Retrouvez la contribution d’Olivier Rozenfeld Président de Fidroit pour les Echos.
Source : www.lesechos.fr
Impôt : ces contribuables qui échappent à la taxe sur les logements vacants
Pour inciter les propriétaires à louer leur bien, de plus en plus de communes appliquent une taxe sur les logements vacants. Si des dérogations permettent d’éviter cet impôt local, la frontière mince entre la vacance et l’occupation occasionnelle peut aussi être à l’origine de contournements.
Pour 2020, l’Union nationale des propriétaires immobiliers recense 4.854 communes ayant voté l’extension de la taxe d’habitation aux logements vacants, soit 14 % des communes de France. (Shutterstock)

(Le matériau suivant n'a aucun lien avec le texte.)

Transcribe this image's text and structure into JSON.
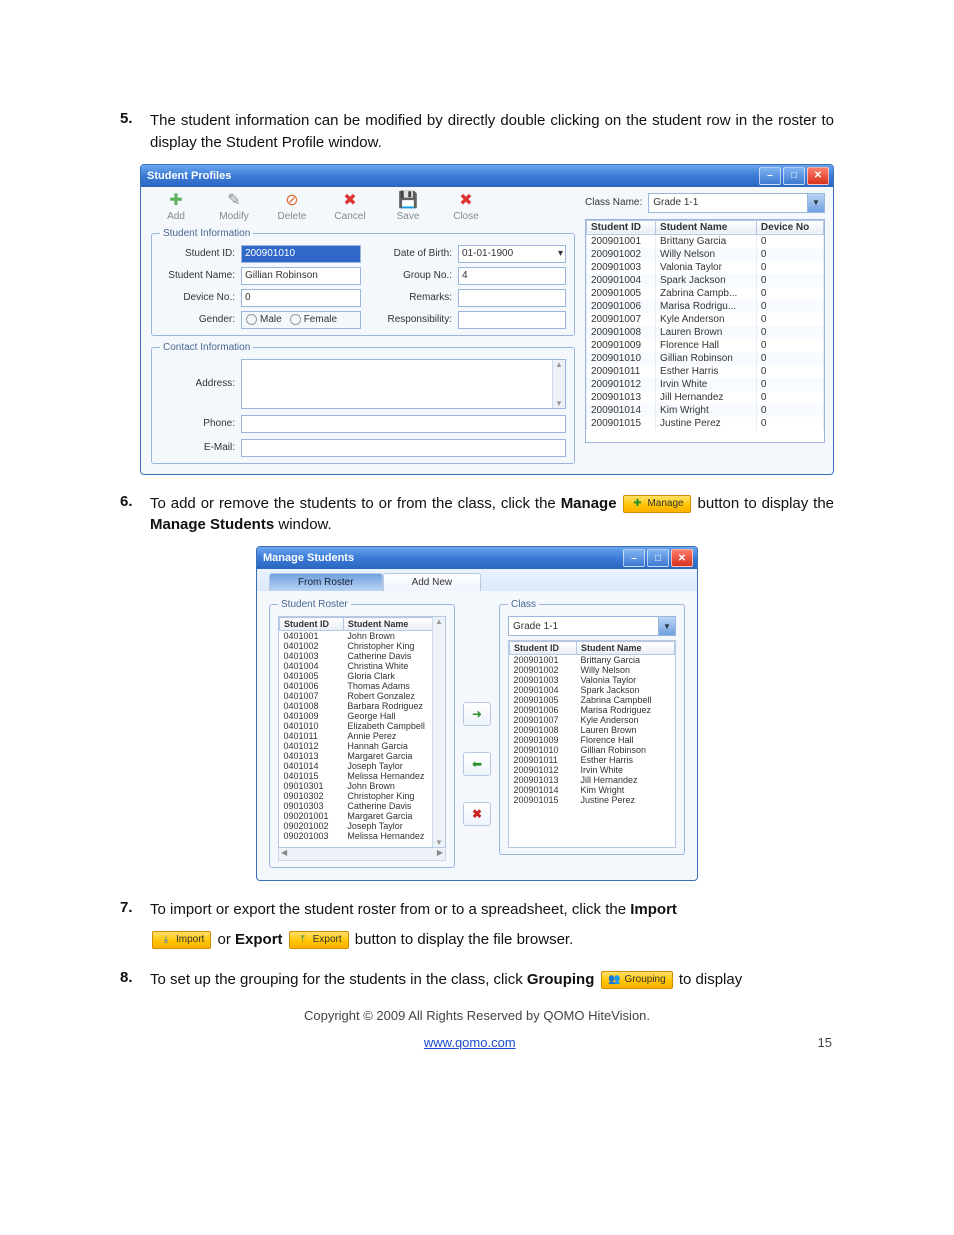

Il ne reste que quelques jours pour s’acquitter de la taxe sur les logements vacants, jusqu’au 15 ou 20 décembre, selon le mode de paiement choisi. Cet impôt local vise à inciter les propriétaires à louer leur bien plutôt qu’à le laisser inoccupé. Mais cet objectif est difficilement atteignable, en atteste la progression du nombre de résidences inoccupées comptabilisées par l’Insee.
Sur les 37,2 millions de logements recensés en France début 2021, près de 3,1 millions sont catégorisés comme vacants par l’Institut national de la statistique, contre 3 millions en 2019 ou encore 2,89 millions en 2016. Sur les cinq dernières années, leur nombre a progressé de 1,3 % par an en moyenne, soit plus rapidement que le parc total de logements (+0,9 %).
Une vacance non taxée
Toutefois, la définition d’un logement vacant utilisée par l’Insee est plus large que le champ d’application de la taxe. « Nous sommes capables d’estimer l’état du parc de logements au 1 er janvier de l’année. Mais nous ne pouvons pas identifier ce qui relève plutôt d’une vacance provisoire, le temps normal pour qu’un logement trouve un nouvel occupant, d’une vacance plus durable », souligne ainsi Pierre Lamarche, chef de la division logement à l’Insee. Or, la taxe sur les logements vacants s’applique aux biens inoccupés sur le long terme, depuis un an ou deux ans, selon la taxation applicable.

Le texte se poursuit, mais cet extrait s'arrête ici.